Early life and educationEdit

Justice Benham is a lifelong resident of Georgia, and was born to Jesse Knox Benham and Clarence Benham in Cartersville, Georgia. He graduated from Summer Hill High School in Cartersville in 1963, and Tuskegee University with a Bachelor of Science in Political Science in 1967, attended Harvard University, graduated from the University of Georgia School of Law with a Juris Doctor in 1970, and received his Master of Laws from the University of Virginia in 1989.[1] While attending the University of Georgia, he was a member of the Demosthenian Literary Society.

After completing law school, Justice Benham served in the U.S. Army Reserve, attaining the rank of Captain.[1] He then served briefly as a trial attorney for Atlanta Legal Aid Society, Inc., later returning to Cartersville, where he engaged in the private practice of law, served as Special Assistant Attorney General, and served two terms as President of the Bartow County Bar Association.[2] Justice Benham became the first African American to establish a law practice in Bartow County.

State judicial serviceEdit

In 1984, Justice Benham was appointed by Governor Joe Frank Harris to the Court of Appeals, where he served for five years following his statewide election to the court,[2] distinguishing himself as the first African American to win statewide election in Georgia since Reconstruction.

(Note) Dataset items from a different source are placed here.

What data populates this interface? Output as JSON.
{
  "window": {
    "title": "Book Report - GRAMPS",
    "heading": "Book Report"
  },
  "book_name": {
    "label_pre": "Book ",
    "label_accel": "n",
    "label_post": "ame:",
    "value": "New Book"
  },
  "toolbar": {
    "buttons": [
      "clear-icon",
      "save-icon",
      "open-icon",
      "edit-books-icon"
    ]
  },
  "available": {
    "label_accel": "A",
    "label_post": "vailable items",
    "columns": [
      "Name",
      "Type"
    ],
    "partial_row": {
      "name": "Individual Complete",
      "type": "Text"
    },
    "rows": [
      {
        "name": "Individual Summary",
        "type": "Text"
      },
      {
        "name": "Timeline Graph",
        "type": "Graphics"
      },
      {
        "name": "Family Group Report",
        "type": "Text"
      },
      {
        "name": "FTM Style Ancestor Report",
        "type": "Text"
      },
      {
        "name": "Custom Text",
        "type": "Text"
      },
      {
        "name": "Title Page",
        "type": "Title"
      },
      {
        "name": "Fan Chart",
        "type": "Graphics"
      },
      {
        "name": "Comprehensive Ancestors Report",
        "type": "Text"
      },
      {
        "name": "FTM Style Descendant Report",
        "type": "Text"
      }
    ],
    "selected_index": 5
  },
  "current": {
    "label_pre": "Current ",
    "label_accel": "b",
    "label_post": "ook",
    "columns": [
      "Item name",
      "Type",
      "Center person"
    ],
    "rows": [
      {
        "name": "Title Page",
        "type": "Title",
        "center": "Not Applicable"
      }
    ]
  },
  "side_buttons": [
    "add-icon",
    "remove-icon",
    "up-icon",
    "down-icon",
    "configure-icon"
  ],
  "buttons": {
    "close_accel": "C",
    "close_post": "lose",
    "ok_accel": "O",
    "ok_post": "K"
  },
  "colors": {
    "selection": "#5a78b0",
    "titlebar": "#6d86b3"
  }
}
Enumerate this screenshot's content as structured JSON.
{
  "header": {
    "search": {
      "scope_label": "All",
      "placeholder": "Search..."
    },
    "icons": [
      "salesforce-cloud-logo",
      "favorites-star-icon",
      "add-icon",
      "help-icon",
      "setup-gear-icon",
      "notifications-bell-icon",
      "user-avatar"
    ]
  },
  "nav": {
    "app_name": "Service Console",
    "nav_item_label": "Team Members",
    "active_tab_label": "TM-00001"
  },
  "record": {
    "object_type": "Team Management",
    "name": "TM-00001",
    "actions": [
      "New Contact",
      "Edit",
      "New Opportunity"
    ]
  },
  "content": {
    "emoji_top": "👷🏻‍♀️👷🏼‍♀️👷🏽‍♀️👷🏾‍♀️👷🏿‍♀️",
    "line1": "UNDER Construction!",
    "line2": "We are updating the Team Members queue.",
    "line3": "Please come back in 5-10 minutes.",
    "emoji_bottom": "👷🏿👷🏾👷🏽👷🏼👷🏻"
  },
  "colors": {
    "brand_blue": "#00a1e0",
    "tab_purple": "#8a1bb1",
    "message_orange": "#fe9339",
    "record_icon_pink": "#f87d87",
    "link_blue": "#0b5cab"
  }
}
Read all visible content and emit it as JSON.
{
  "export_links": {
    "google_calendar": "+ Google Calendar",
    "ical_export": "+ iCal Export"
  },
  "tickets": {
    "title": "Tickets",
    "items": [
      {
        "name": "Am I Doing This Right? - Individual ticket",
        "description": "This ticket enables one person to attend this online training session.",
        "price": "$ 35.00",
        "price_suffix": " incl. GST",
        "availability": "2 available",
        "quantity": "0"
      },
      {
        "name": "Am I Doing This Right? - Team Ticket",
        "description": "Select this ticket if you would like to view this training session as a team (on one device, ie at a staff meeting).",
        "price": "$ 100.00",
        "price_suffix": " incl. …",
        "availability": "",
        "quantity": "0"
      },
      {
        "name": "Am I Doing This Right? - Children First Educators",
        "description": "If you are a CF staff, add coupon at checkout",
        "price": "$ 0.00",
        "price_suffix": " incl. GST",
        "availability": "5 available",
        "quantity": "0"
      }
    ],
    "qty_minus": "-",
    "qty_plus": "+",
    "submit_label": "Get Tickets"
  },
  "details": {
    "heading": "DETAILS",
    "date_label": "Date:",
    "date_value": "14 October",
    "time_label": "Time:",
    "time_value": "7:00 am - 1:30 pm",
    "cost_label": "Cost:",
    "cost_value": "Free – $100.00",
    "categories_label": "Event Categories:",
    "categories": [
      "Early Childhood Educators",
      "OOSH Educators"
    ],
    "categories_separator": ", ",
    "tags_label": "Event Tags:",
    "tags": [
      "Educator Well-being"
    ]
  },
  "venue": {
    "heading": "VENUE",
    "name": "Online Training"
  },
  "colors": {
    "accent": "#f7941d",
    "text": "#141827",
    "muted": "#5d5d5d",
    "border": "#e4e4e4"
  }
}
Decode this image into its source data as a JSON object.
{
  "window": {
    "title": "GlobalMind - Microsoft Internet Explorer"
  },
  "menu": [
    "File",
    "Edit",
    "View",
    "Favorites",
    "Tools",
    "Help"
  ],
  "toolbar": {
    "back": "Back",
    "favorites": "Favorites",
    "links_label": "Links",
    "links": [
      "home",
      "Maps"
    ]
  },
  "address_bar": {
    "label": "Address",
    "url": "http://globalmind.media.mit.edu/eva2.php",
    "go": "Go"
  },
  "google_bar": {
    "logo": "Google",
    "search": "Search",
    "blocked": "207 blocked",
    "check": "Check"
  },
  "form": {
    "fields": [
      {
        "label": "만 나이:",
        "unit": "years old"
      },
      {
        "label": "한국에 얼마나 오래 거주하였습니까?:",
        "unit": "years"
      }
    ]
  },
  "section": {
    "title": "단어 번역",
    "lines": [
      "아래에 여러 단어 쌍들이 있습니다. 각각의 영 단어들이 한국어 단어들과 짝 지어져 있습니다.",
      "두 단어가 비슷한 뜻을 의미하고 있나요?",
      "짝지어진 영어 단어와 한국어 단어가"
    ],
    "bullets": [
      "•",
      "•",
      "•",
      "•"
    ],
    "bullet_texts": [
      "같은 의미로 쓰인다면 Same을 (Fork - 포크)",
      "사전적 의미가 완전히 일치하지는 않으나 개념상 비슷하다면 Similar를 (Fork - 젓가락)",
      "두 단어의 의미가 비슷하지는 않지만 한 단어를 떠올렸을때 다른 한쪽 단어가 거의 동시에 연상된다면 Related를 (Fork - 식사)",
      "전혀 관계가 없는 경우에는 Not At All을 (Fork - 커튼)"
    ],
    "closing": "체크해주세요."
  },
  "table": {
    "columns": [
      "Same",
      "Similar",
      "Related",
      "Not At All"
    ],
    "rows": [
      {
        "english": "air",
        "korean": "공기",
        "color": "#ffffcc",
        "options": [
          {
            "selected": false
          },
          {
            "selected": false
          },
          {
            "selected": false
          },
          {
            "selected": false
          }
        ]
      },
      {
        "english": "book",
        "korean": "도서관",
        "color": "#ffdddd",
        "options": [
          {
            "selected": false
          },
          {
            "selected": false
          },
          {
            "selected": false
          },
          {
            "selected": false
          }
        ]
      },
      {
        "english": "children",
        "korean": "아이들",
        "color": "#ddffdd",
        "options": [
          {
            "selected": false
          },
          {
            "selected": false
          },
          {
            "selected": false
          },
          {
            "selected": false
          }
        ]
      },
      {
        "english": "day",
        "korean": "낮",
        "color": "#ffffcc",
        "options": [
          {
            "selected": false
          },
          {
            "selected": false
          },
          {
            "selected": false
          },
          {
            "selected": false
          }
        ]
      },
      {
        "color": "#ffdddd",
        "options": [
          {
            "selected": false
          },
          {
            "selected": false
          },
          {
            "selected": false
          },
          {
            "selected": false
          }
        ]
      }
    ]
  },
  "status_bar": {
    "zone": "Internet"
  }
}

Service on the Supreme Court of GeorgiaEdit

In 1989, Justice Benham was further distinguished as the first African American to serve on the Supreme Court of Georgia, following his appointment by Governor Harris. He won the statewide election to a full term on the Supreme Court in 1990,[2] where he continues as a Justice after serving as Chief Justice for six years, 1995-2001.


Justice Benham holds membership in numerous professional organizations, including eight national, state, and local bar associations, the American Judicature Society, the Lawyers' Club of Atlanta, the National Criminal Justice Association, the Georgia Bar Foundation, the Georgia Legal History Foundation (Trustee), and Scribes - The American Society of Writers on Legal Subjects. He is a former vice president of the Georgia Conference of Black Lawyers, a former board member of the Federal Lawyers Association and of the Georgia Association of Trial Lawyers. He is the former chairman of the Governor's Commission on Drug Awareness & Prevention, a member of the State Bar Task Force on the Involvement of Women & Minorities in the Profession, the Georgia Commission on Children & Youth, the National Association of Court Management, and a member of the National Conference of Chief Justices, a member of the Federal-State Jurisdiction Committee, President of the Society for Alternative Dispute Resolution, Chairman of the Judicial Council, Chairman of the Chief Justice's Commission on Professionalism, and a member of the Governor's Southern Business Institute.[1][2]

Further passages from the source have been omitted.